This Video by Life Where I'm From describes one of the solutions to aging/depopulation of rural Japan and particularly a part of Japan which is already dear to me: the small Tea growing region of Wazuka.

The video centers on another tea farm in the region which runs shops and sells internationally called d:matcha run by outsiders to the region. There are interviews with some of the locals of Wazuka and some other tea producers in the area and I think it is really quite an interesting thing.

It is also a thing I still feel called towards. For the last few years as my Tea Practice has developed I feel drawn to Sencha Tea and dream of Opening a Tea Shop, and of helping to support this village where the tea I love is produced.

This village of 3500 is where Kyoto Obubu Tea Farm is located, and I have been enamored with them and their tea and their place since I visited Japan in 2018 with my friend Jane. Obubu offers/asks at the end of the tour for visitors to become patrons to the farm through their "tea club" program, but I feel compelled to do more, I want to Intern/Apprentice with them and build my craft and get my fingers in the soil and learn to produce and sell tea.

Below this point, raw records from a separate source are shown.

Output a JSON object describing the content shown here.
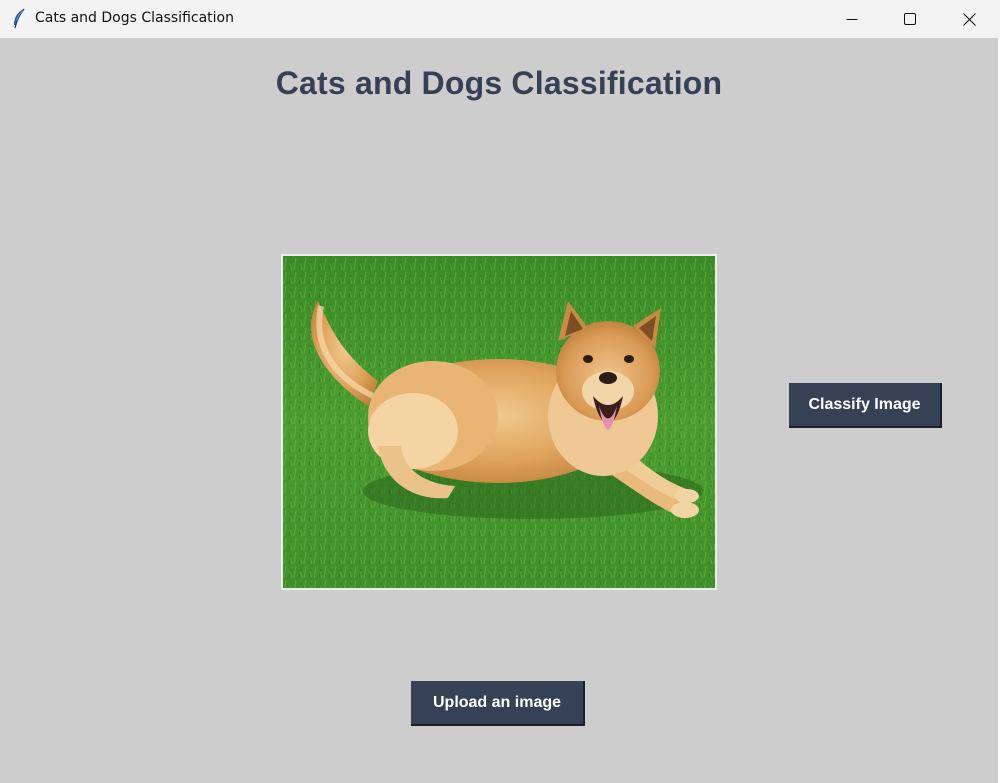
{
  "window": {
    "title": "Cats and Dogs Classification",
    "icon": "feather-icon",
    "controls": [
      "minimize-icon",
      "maximize-icon",
      "close-icon"
    ]
  },
  "main": {
    "heading": "Cats and Dogs Classification",
    "image": {
      "subject": "dog-photo"
    },
    "classify_button": "Classify Image",
    "upload_button": "Upload an image"
  },
  "colors": {
    "background": "#cdcdcd",
    "accent": "#364156",
    "button_text": "#ffffff",
    "titlebar": "#f3f3f3"
  }
}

Why shouldn't I? What's the worst that could happen? That I end up an outsider among outsiders, outside of my skill and comfort level in a town 8 timezones away from everyone I love? That I turn yet another passion of mine in to a product, strip mine my joy for profit, and be left with another husk of a hobby? If I do ever want to Open a Tea Shop, I feel like it's natural that I would spend time in Japan learning how to product and sell it, or at least to immerse myself more deeply in to my Japanese Study so that I have access to more resources and knowledge which have not been translated to English.

Maybe it's just because old Uber Experiences are in the news again, but I am sitting here thinking about how it's been nearly 3 years since I left Uber and I still have ~0 interest in working for "real" tech companies, or working full time, or performing Software Engineering or management or anything but greenfield research and "Hey Smell This". I still cannot justify working for ad-tech funded companies nor Venture Capital Startup grifters. The work on Data Rights Protocol and my Privacy and Data Rights research and more broadly working founder philanthropic public interest tech funded by the CR Digital Lab is interesting and fulfilling but starts to feel Sisyphean. Why would this be any different? How could honest farm work and selling something created with my own hands possible be the same?

Why shouldn't I find out?

Some of this also flows from my recent visit to Vancouver, BC, where I Brewed with a fellow who works for Vancha, a white guy who is "more Chinese" than many of his clients because he's care about and cared for this careful old culture of his. It's a fine line between appropriation and assimilation and intuition I think, but I think I could walk it well enough.